What these episodes don't do is give the series a sense of finality, either in a thematic or a storytelling sense. Episode 12 does conclude with the circle behind Blessing Software now complete (and thus Aki's harem also now being fully intact) and with one path in the game now complete, so it does at least end at a reasonable stopping point, but the Winter Comiket debut of the game is still two months off and the relationships between both Aki and the girls and amongst the girls do not seem fully settled. By some accounts only about half of the existing light novel content has been animated, so a continuation is certainly possible at this point, and would be necessary to fully round the story out. No such announcement has been made as of this writing, however.

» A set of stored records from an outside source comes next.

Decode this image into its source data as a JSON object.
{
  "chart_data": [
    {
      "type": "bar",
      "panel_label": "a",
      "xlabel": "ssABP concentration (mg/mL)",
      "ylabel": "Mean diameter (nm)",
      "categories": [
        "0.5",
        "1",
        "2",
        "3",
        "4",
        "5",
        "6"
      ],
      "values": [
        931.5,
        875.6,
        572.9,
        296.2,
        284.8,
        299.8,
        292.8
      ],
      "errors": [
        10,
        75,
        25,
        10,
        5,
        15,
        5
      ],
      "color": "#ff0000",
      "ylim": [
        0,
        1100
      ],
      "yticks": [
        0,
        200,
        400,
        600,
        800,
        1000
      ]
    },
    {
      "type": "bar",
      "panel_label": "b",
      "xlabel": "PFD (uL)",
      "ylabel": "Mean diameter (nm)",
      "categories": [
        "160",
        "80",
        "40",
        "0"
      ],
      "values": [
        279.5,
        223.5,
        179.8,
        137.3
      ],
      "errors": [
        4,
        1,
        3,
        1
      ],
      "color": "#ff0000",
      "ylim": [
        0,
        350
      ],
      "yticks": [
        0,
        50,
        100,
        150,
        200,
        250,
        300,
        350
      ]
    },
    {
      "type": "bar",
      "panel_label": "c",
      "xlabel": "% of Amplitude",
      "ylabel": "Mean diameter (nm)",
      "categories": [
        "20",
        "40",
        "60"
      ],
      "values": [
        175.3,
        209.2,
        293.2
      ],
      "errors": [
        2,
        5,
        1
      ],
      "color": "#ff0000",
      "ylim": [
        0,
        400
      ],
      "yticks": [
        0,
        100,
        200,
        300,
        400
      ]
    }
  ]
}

Even so, in the final analysis Saekano has turned out to be a far sharper series than it initially appeared that it would be. It finds ways to be analytical without sacrificing entertainment value and step beyond the basic harem structure while still retaining it, and in the process produce some fun and witty characters and dialogue, too. In a season which has no shortage of strong entries, it is still one of the stronger ones.

Episodes Rating: A-

Overall Series Rating: B+

Saekano: How to Raise a Boring Girlfriend is currently streaming on Crunchyroll.